Executive Summary

The goal of this app is to make a word prediction of the next word based text that has already been entered. For example, ‘the cute’ might predict ‘puppies’ as the next word. This will initially be accomplished by analyzing and training a model based on 3 provided news, blog, and twitter corpora.

Initial Prediction Algorithm

Initially, the prediction algorithm will be based on the n-gram model. To illustrate this model, we can examine the previous example: ‘the cute puppies’. This would be a 3-gram where 3 is the number n in n-gram.
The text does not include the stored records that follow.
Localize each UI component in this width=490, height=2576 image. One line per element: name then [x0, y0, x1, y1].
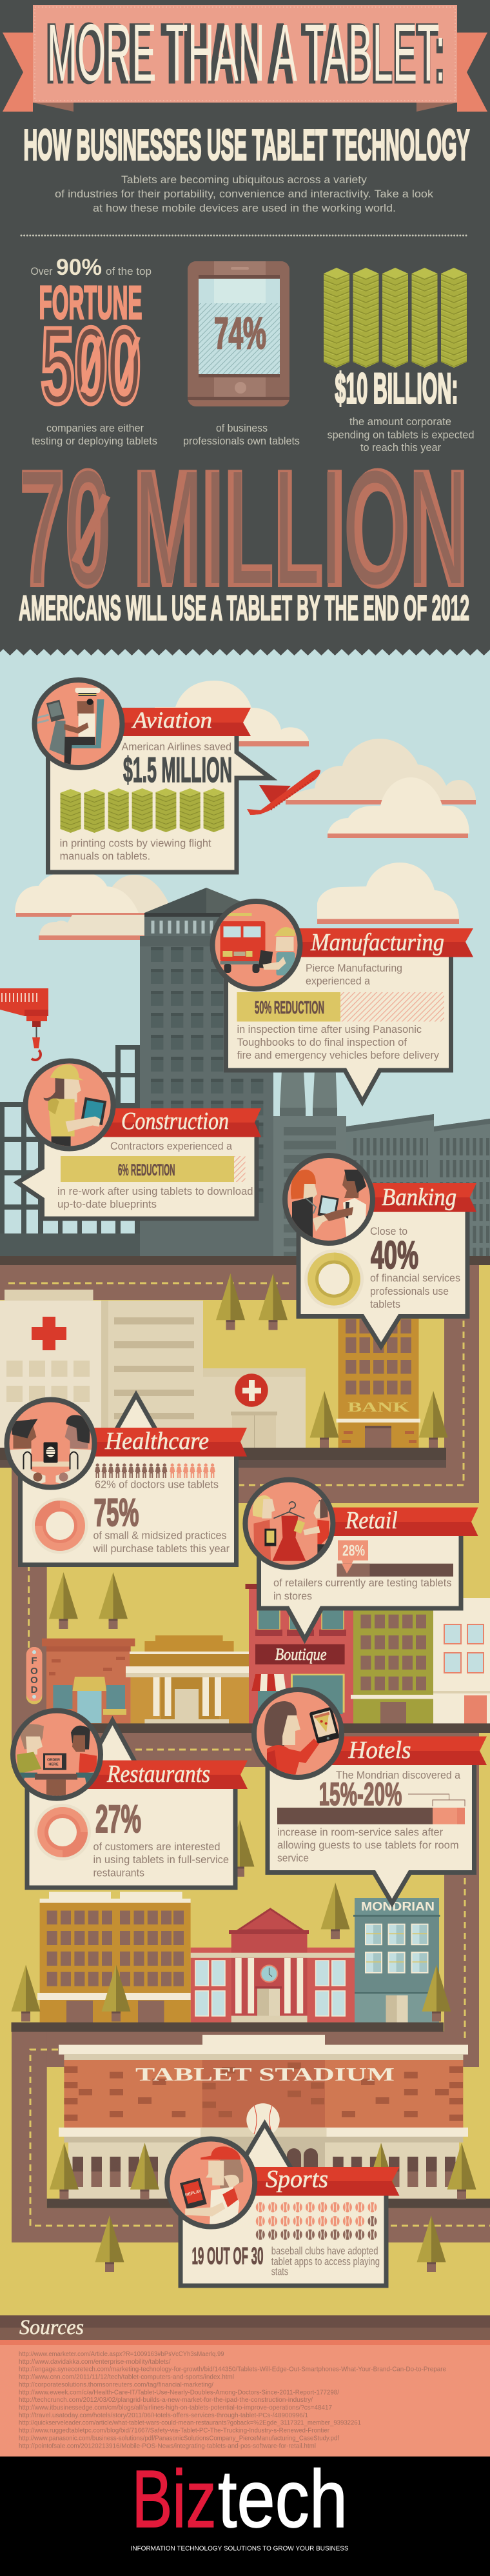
food sign: O: [30, 1675, 38, 1686]
icon: restaurant diners: [13, 1711, 101, 1799]
intro text: Tablets are becoming ubiquitous across a variety: [121, 174, 368, 186]
stat: fortune 500: 90%: [56, 255, 102, 280]
icon: bankers: [285, 1155, 373, 1243]
hospital: [0, 1290, 306, 1448]
panel: manufacturing: [213, 901, 473, 1102]
panel: retail: in stores: [273, 1591, 312, 1603]
progress bar: 6% reduction: 6% REDUCTION: [118, 1161, 175, 1179]
sky background with zigzag edge: [0, 649, 490, 1264]
panel: restaurants: [13, 1711, 248, 1888]
source list: http://travel.usatoday.com/hotels/story/2011/06/Hotels-offers-services-through-tablet-PCs-/48900996/1: [19, 2411, 308, 2419]
stat: tablet 74%: [183, 261, 300, 447]
panel: aviation: in printing costs by viewing flight: [60, 837, 211, 849]
stat: tablet 74%: 74%: [214, 308, 266, 358]
donut chart: 27%: [34, 1804, 91, 1861]
tall office building: [140, 888, 273, 1256]
panel: healthcare: will purchase tablets this year: [93, 1543, 230, 1555]
ribbon heading: manufacturing: Manufacturing: [310, 929, 444, 956]
ribbon heading: restaurants: Restaurants: [106, 1761, 210, 1788]
stat: fortune 500: FORTUNE: [39, 277, 142, 329]
icon: doctors: [6, 1400, 94, 1489]
warehouse: [37, 1892, 191, 2022]
tagline: INFORMATION TECHNOLOGY SOLUTIONS TO GROW YOUR BUSINESS: [131, 2544, 349, 2552]
source list: http://corporatesolutions.thomsonreuters.com/tag/financial-marketing/: [19, 2381, 213, 2388]
logo wordmark: Biz: [132, 2453, 217, 2544]
order here tablet: HERE: [48, 1763, 59, 1767]
icon: baseball player: [167, 2139, 255, 2227]
trees: [12, 1273, 451, 2022]
panel: construction: Contractors experienced a: [110, 1141, 233, 1152]
icon: red cross: [32, 1317, 66, 1350]
icon: money stacks: [324, 268, 467, 368]
panel: aviation: American Airlines saved: [121, 741, 231, 753]
stat: fortune 500: of the top: [106, 266, 152, 277]
panel: banking: of financial services: [370, 1273, 460, 1284]
food sign: D: [31, 1684, 38, 1695]
ribbon heading: sports: Sports: [266, 2166, 328, 2193]
panel: restaurants: 27%: [95, 1797, 141, 1841]
source list: http://www.davidakka.com/enterprise-mobility/tablets/: [19, 2358, 171, 2366]
crane: [0, 988, 48, 1060]
panel: banking: 40%: [371, 1233, 418, 1277]
callout tag: 28%: 28%: [342, 1543, 365, 1560]
bar chart: 15-20%: [277, 1794, 465, 1824]
panel: hotels: 15%-20%: [318, 1776, 402, 1812]
progress bar: 50% reduction: [237, 992, 444, 1022]
donut chart: 75%: [32, 1497, 88, 1554]
panel: aviation: $1.5 MILLION: [123, 750, 232, 790]
panel: restaurants: of customers are interested: [93, 1841, 220, 1853]
scaffold building: [0, 1045, 140, 1256]
source list: http://www.panasonic.com/business-solutions/pdf/PanasonicSolutionsCompany_PierceManufacturing_CaseStudy.pdf: [19, 2434, 339, 2442]
ribbon heading: hotels: [329, 1737, 487, 1765]
donut chart: 40%: [304, 1250, 364, 1309]
panel: sports: baseball clubs have adopted: [271, 2246, 378, 2257]
panel: sports: 19 OUT OF 30: [192, 2242, 263, 2270]
food sign: O: [30, 1666, 38, 1677]
ground and roads: [0, 1256, 490, 2315]
stat: 10 billion: the amount corporate: [349, 416, 451, 428]
panel: sports: stats: [271, 2266, 288, 2278]
pictogram: 62% of doctors: [95, 1463, 215, 1478]
restaurant building: [26, 1639, 135, 1723]
panel: manufacturing: fire and emergency vehicles before delivery: [237, 1050, 440, 1061]
panel: retail: [245, 1480, 478, 1639]
panel: banking: [285, 1155, 476, 1346]
stat: 10 billion: to reach this year: [360, 442, 441, 454]
source list: http://techcrunch.com/2012/03/02/plangrid-builds-a-new-market-for-the-ipad-the-construction-industry/: [19, 2396, 313, 2404]
panel: healthcare: [6, 1395, 247, 1565]
bar chart: 28%: [337, 1564, 453, 1577]
stat: tablet 74%: professionals own tablets: [183, 435, 300, 447]
ribbon heading: hotels: Hotels: [348, 1737, 411, 1764]
panel: hotels: increase in room-service sales after: [277, 1827, 443, 1839]
icon: retail shoppers: [245, 1480, 333, 1569]
source list: http://engage.synecoretech.com/marketing-technology-for-growth/bid/144350/Tablets-Will-Edge-Out-Smartphones-What-Your-Brand-Can-Do-to-Prepare: [19, 2366, 446, 2373]
progress bar: 50% reduction: 50% REDUCTION: [255, 997, 324, 1017]
progress bar: 6% reduction: [61, 1156, 245, 1182]
source list: http://www.cnn.com/2011/11/12/tech/tablet-computers-and-sports/index.html: [19, 2373, 234, 2381]
stat: fortune 500: 500: [41, 306, 141, 424]
replay tablet label: REPLAY: [184, 2189, 202, 2198]
panel: aviation: [34, 680, 271, 872]
stat: 10 billion: spending on tablets is expected: [328, 430, 475, 441]
intro text: of industries for their portability, convenience and interactivity. Take a look: [55, 188, 434, 200]
icon: baseball: [246, 2103, 280, 2137]
mondrian hotel: [353, 1898, 440, 2022]
stadium sign: TABLET STADIUM: [135, 2064, 395, 2085]
panel: restaurants: restaurants: [93, 1867, 144, 1879]
ribbon heading: retail: [322, 1507, 478, 1536]
panel: manufacturing: in inspection time after using Panasonic: [237, 1024, 422, 1035]
title ribbon: [3, 5, 487, 112]
source list: http://www.ruggedtabletpc.com/blog/bid/71667/Safety-via-Tablet-PC-The-Trucking-Industry-s-Renewed-Frontier: [19, 2427, 329, 2435]
panel: banking: professionals use: [370, 1286, 449, 1297]
building row: warehouse, school, mondrian hotel: [37, 1892, 440, 2022]
footer: biztech logo: [0, 2453, 490, 2576]
tablet stadium: [47, 2035, 490, 2272]
source list: http://quickserveleader.com/article/what-tablet-wars-could-mean-restaurants?goback=%2Egde_3117321_member_93932261: [19, 2419, 361, 2427]
ribbon heading: restaurants: [84, 1761, 248, 1789]
panel: banking: Close to: [370, 1226, 407, 1237]
icon: pilot: [34, 680, 122, 768]
source list: http://www.itbusinessedge.com/cm/blogs/all/airlines-high-on-tablets-potential-to-improve-operations/?cs=48417: [19, 2404, 332, 2411]
logo wordmark: [132, 2453, 348, 2544]
panel: hotels: [254, 1690, 487, 1903]
sources section: [0, 2315, 490, 2457]
panel: healthcare: 62% of doctors use tablets: [95, 1479, 219, 1491]
panel: healthcare: 75%: [94, 1491, 139, 1534]
ribbon heading: banking: [361, 1183, 476, 1212]
intro text: [55, 174, 434, 214]
food sign: [26, 1647, 42, 1704]
lane markings: [8, 1283, 490, 2226]
icon: contractor: [26, 1061, 113, 1150]
stat: fortune 500: [31, 255, 157, 447]
icon: tablet: [188, 261, 289, 406]
panel: hotels: The Mondrian discovered a: [336, 1770, 461, 1781]
ribbon heading: healthcare: Healthcare: [104, 1428, 209, 1455]
ribbon heading: construction: Construction: [121, 1108, 229, 1135]
ribbon heading: healthcare: [84, 1428, 247, 1457]
order here tablet: ORDER: [47, 1759, 60, 1762]
source list: http://pointofsale.com/20120213916/Mobile-POS-News/integrating-tablets-and-pos-software-for-retail.html: [19, 2442, 316, 2450]
stat: 10 billion: [324, 268, 475, 454]
boutique building: [245, 1584, 353, 1724]
panel: healthcare: of small & midsized practices: [93, 1530, 227, 1542]
bank building: [337, 1316, 420, 1448]
clouds: [15, 681, 476, 940]
ribbon heading: banking: Banking: [382, 1184, 456, 1211]
ribbon heading: retail: Retail: [345, 1507, 398, 1534]
logo wordmark: tech: [218, 2453, 348, 2544]
panel: sports: [167, 2124, 400, 2286]
boutique sign: [255, 1644, 345, 1664]
white apartments: [433, 1598, 490, 1724]
stat: fortune 500: Over: [31, 266, 53, 277]
stat: fortune 500: 500: [41, 306, 141, 424]
stat: fortune 500: companies are either: [46, 423, 144, 434]
pictogram: 19 of 30 baseballs: [256, 2202, 377, 2240]
sources heading: Sources: [19, 2316, 84, 2339]
icon: fire truck and worker: [213, 901, 300, 989]
panel: retail: of retailers currently are testing tablets: [273, 1577, 451, 1589]
food sign: F: [31, 1655, 37, 1666]
panel: banking: tablets: [370, 1299, 400, 1310]
panel: sports: tablet apps to access playing: [271, 2256, 380, 2268]
panel: manufacturing: Pierce Manufacturing: [306, 963, 402, 974]
intro text: at how these mobile devices are used in the working world.: [93, 203, 396, 214]
icon: hotel guest: [254, 1690, 342, 1780]
library building: [126, 1635, 253, 1724]
green apartments: [351, 1608, 433, 1724]
source list: http://www.eweek.com/c/a/Health-Care-IT/Tablet-Use-Nearly-Doubles-Among-Doctors-Since-2011-Report-177298/: [19, 2388, 339, 2396]
order here tablet: [43, 1753, 66, 1770]
panel: aviation: manuals on tablets.: [60, 851, 150, 863]
panel: manufacturing: Toughbooks to do final inspection of: [237, 1037, 407, 1048]
panel: restaurants: in using tablets in full-service: [93, 1854, 229, 1866]
icon: airplane: [247, 770, 320, 815]
ribbon heading: aviation: Aviation: [132, 707, 212, 733]
panel: hotels: allowing guests to use tablets for room: [277, 1840, 459, 1852]
clock: [260, 1965, 277, 1982]
boutique sign: Boutique: [275, 1645, 327, 1664]
ribbon heading: aviation: [110, 707, 251, 736]
source list: [19, 2350, 446, 2450]
school: [191, 1909, 355, 2022]
city skyline: [0, 888, 490, 1256]
panel: hotels: service: [277, 1853, 309, 1864]
icon: money stacks: [61, 788, 224, 833]
bank sign: BANK: [348, 1399, 410, 1415]
callout tag: 28%: [338, 1541, 368, 1573]
factory: [273, 1058, 490, 1256]
stat: tablet 74%: of business: [216, 423, 268, 434]
panel: construction: [17, 1061, 261, 1219]
panel: construction: in re-work after using tablets to download: [57, 1186, 253, 1197]
ribbon heading: sports: [245, 2166, 400, 2196]
panel: manufacturing: experienced a: [306, 975, 371, 987]
stat: fortune 500: testing or deploying tablets: [32, 435, 157, 447]
panel: construction: up-to-date blueprints: [57, 1199, 157, 1210]
road network: [0, 1265, 490, 2242]
icon: hospital sign: [235, 1373, 268, 1407]
building row: restaurant, library, boutique, apartments: [26, 1584, 490, 1724]
hotel sign: MONDRIAN: [361, 1901, 435, 1914]
source list: http://www.emarketer.com/Article.aspx?R=1009163#bPsVcCYh3sMaerlq.99: [19, 2350, 224, 2358]
header section: [0, 0, 490, 658]
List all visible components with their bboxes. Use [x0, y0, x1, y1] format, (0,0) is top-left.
I will examine 1-grams, 2-grams, 3-grams, and 4-grams from the 3 corpora.

Since 4-grams are the highest n-gram used, the model will look up the 3 previous words that are typed in and return the word with the highest frequency/probability. Using the previous example again, ‘the cute puppies’ might return ‘barked’.

In the case that there is no 4-gram, the algorithm will ‘back off’ and try to find the most frequent 3-gram form the previous 2 words entered. For example, if no one has said ‘the cute puppy (any word)’, the model will use ‘cute puppies’ and might predict ‘and’ as the next word if a sentence such as ‘cute puppies and kittens play’ existed in the data, but none beginning with ‘the’ existed. In this sense, it will back off of the longer 4-gram to a more likely 3-gram phrase.

If nothing is still found, the model will back off until the 1-gram model where is will simply return the highest frequency word in the corpus, which happens to be the word ‘the.’

This type of model works best when trained with very large amounts of data since it is based on the history of words/phrases typed in before.

Data Overview

The 3 corpora used for training are comprised of US news, US blogs, and US twitter feed text files weighing in at 196, 200, and 159 megabytes (MB) respectively.

Preparation

The raw lines were first read in. Examining the lines showed that each line was a blog/tweet/news article could contain multiple sentences, so line data were tagged and separated into sentences using the Apache OpenNLP Maxent sentence detector before removing punctuation.

This was ensure that the n-grams were built from individual sentences. OpenNLP’s Maxent detector was chosen to because it could take into account mid-sentence punctuation like ‘Dr. Doogie M.D.’ and not split it into several tiny sentences.

Contractions were then shortened (i.e. can’t became cant), then the sentences were stripped of punctuation, numbers, Unicode characters, and whitespace was removed. From here, all n-grams could be created from the sentences.

Summary Statistics

Summary data of the data is provided below. An interesting observation to note is that the twitter data contain more ‘sentences’, but roughly half the average words per sentence. Also, the Twitter data has the largest number of unqiue words, despite the fact that it has the lowest total word count.

plot of chunk unnamed-chunk-3

Source raw_file_size sentences total_words unique_words avg_words_per_sent
1 US Twitter 159 MB 3,616,732 29,849,515 424,997 8.253
2 US Blogs 200 MB 2,310,271 36,815,304 396,954 15.935
3 US News 196 MB 1,910,932 33,465,840 309,293 17.513

Word distributions

Word distribution is also different, with ‘the’ being much more prominent in non-Twitter data. Twitter data also has more references to the self, and more affective language, even after removing the top 25 stop words in the English language.

Top 50 - Blog Top 50 - News Top 50 - Twitter

The distribution of words with the top 25 English stop-words removed are shown below to show more substantive differences in three distributions.

Top 50 - Blog - Stop words Top 50 - News - Stop words Top 50 - Twitter - Stop words

Note: n-gram distributions are not present as this process is still being divided, processed, and recombined.

Below is a subsample of 10,000 sentences turned into n-grams. With almost 8 million sentences, these are very large raw data before being compressed into summary databases.

Sample ngram_1 ngram_2 ngram_3 ngram_4
1 Twitter 10k 11,992 46,552 57,448 52,528
2 Blogs 10k 18,401 87,314 125,143 125,927
3 News 10k 21,541 104,875 143,419 143,118

Future Goals

Ideally, the Shiny app might also have each of 1, 2, 3 and 4-grams vote on the next word, and the most confident average would be picked, as well as using word frequency associations to give prediction preference to words that co-occur in the same sentences frequently.

I have also not decided yet whether to combine these corpora into one large corpus since the distributions are fairly different, and the search space will be much larger. Also, limiting words/n-grams to only those which occur more than once will most definitely cut down the data size tremendously at the cost of some accuracy. This exact cut-off is still being tested.

These is being looked into to see how feasible it might be for a web app like Shiny where size, responsiveness, and accuracy are all considerations.